In the Databricks workspace, when you define a job, you can specify the configuration of the new job cluster it will run on. This includes specifying the number of worker nodes, which implicitly sets the number of cores used.
When setting up the Databricks Linked Service in ADF (#2), you can set the Existing Cluster ID
. This will mean every ADF pipeline that uses this linked service will use that existing cluster rather than creating a new job cluster. This will make your jobs run serially on that cluster if they overlap, thereby avoiding the problem of maxing out cores.
Databricks has a feature called Pools (#3) which can be utilized to pre-warm clusters. By leveraging pools, you can have clusters that start faster and you can also set a cap on the number of concurrently active clusters in a pool. This way you can control the concurrency at the pool level.
Use ADF's pipeline concurrency settings. You can limit how many instances of a particular pipeline run at the same time.
Set up dependency conditions in ADF such that certain activities don't run unless others have completed. This is more manual and requires foresight into which jobs might be running concurrently.

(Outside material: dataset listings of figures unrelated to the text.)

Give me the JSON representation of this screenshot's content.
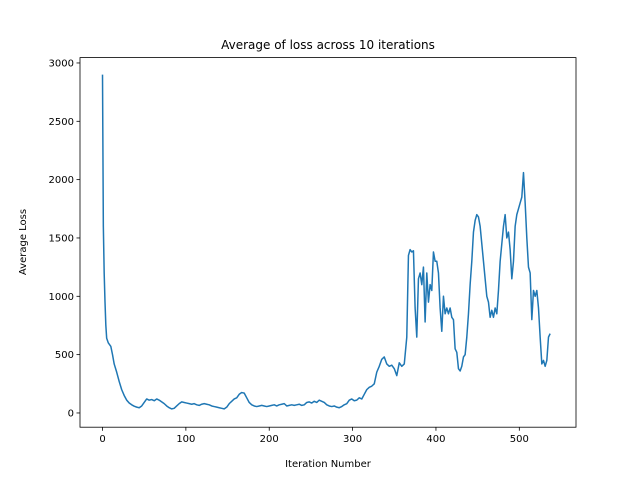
{
  "chart_data": {
    "type": "line",
    "title": "Average of loss across 10 iterations",
    "x_label": "Iteration Number",
    "y_label": "Average Loss",
    "xlim": [
      -27,
      568
    ],
    "ylim": [
      -122,
      3046
    ],
    "xticks": [
      0,
      100,
      200,
      300,
      400,
      500
    ],
    "yticks": [
      0,
      500,
      1000,
      1500,
      2000,
      2500,
      3000
    ],
    "series": [
      {
        "color": "#1f77b4",
        "x": [
          0,
          1,
          2,
          3,
          4,
          5,
          7,
          10,
          12,
          14,
          17,
          20,
          23,
          26,
          29,
          32,
          35,
          38,
          41,
          44,
          47,
          50,
          53,
          56,
          59,
          62,
          65,
          68,
          71,
          74,
          77,
          80,
          83,
          86,
          89,
          92,
          95,
          98,
          101,
          104,
          107,
          110,
          113,
          116,
          119,
          122,
          125,
          128,
          131,
          134,
          137,
          140,
          143,
          146,
          149,
          152,
          155,
          158,
          161,
          164,
          167,
          170,
          173,
          176,
          179,
          182,
          185,
          188,
          191,
          194,
          197,
          200,
          203,
          206,
          209,
          212,
          215,
          218,
          221,
          224,
          227,
          230,
          233,
          236,
          239,
          242,
          245,
          248,
          251,
          254,
          257,
          260,
          263,
          266,
          269,
          272,
          275,
          278,
          281,
          284,
          287,
          290,
          293,
          296,
          299,
          302,
          305,
          308,
          311,
          314,
          317,
          320,
          323,
          326,
          329,
          332,
          335,
          338,
          341,
          344,
          347,
          350,
          353,
          356,
          359,
          362,
          365,
          367,
          369,
          371,
          373,
          375,
          377,
          379,
          381,
          383,
          385,
          387,
          389,
          391,
          393,
          395,
          397,
          399,
          401,
          403,
          405,
          407,
          409,
          411,
          413,
          415,
          417,
          419,
          421,
          423,
          425,
          427,
          429,
          431,
          433,
          435,
          437,
          439,
          441,
          443,
          445,
          447,
          449,
          451,
          453,
          455,
          457,
          459,
          461,
          463,
          465,
          467,
          469,
          471,
          473,
          475,
          477,
          479,
          481,
          483,
          485,
          487,
          489,
          491,
          493,
          495,
          497,
          499,
          501,
          503,
          505,
          507,
          509,
          511,
          513,
          515,
          517,
          519,
          521,
          523,
          525,
          527,
          529,
          531,
          533,
          535,
          537
        ],
        "values": [
          2900,
          1600,
          1200,
          950,
          750,
          640,
          600,
          570,
          500,
          420,
          350,
          270,
          200,
          150,
          110,
          85,
          70,
          58,
          50,
          45,
          60,
          90,
          120,
          110,
          115,
          105,
          120,
          110,
          95,
          80,
          60,
          45,
          35,
          40,
          60,
          80,
          95,
          90,
          85,
          80,
          75,
          80,
          70,
          65,
          75,
          80,
          75,
          70,
          60,
          55,
          50,
          45,
          40,
          35,
          50,
          80,
          100,
          120,
          130,
          160,
          175,
          170,
          130,
          90,
          70,
          60,
          55,
          60,
          65,
          60,
          55,
          60,
          65,
          70,
          60,
          70,
          75,
          80,
          60,
          65,
          70,
          65,
          70,
          75,
          65,
          70,
          90,
          95,
          85,
          100,
          90,
          110,
          100,
          90,
          70,
          60,
          55,
          60,
          50,
          45,
          55,
          70,
          80,
          110,
          120,
          105,
          110,
          130,
          120,
          160,
          200,
          220,
          230,
          250,
          350,
          400,
          460,
          480,
          420,
          400,
          410,
          380,
          320,
          430,
          400,
          420,
          650,
          1350,
          1400,
          1380,
          1390,
          900,
          650,
          1150,
          1200,
          1100,
          1250,
          780,
          1200,
          950,
          1100,
          1050,
          1380,
          1300,
          1300,
          1200,
          900,
          700,
          1000,
          850,
          900,
          850,
          900,
          820,
          800,
          550,
          520,
          380,
          360,
          400,
          480,
          500,
          650,
          850,
          1100,
          1300,
          1550,
          1650,
          1700,
          1680,
          1600,
          1450,
          1300,
          1150,
          1000,
          950,
          820,
          880,
          820,
          900,
          850,
          1050,
          1300,
          1450,
          1600,
          1700,
          1500,
          1550,
          1400,
          1150,
          1300,
          1600,
          1700,
          1750,
          1800,
          1850,
          2060,
          1800,
          1500,
          1250,
          1200,
          800,
          1050,
          1000,
          1050,
          900,
          650,
          420,
          450,
          400,
          450,
          650,
          680
        ]
      }
    ]
  }
}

Rather than querying the Databricks API directly in every ADF pipeline, you can create an Azure Logic App that manages the execution queue for your Databricks jobs. The Logic App can check if there's available capacity before triggering a new Databricks job via ADF. This abstracts away the check from individual ADF pipelines and centralizes the logic.
If many of your transformations share common logic, consider refactoring your jobs and using Databricks libraries to modularize and centralize some of the logic. This can reduce the number of distinct jobs you need to run, possibly reducing the need for so many concurrent clusters.
You can use a combination of #2 and #3 to manage the concurrency and core usage of your Databricks jobs initiated from ADF.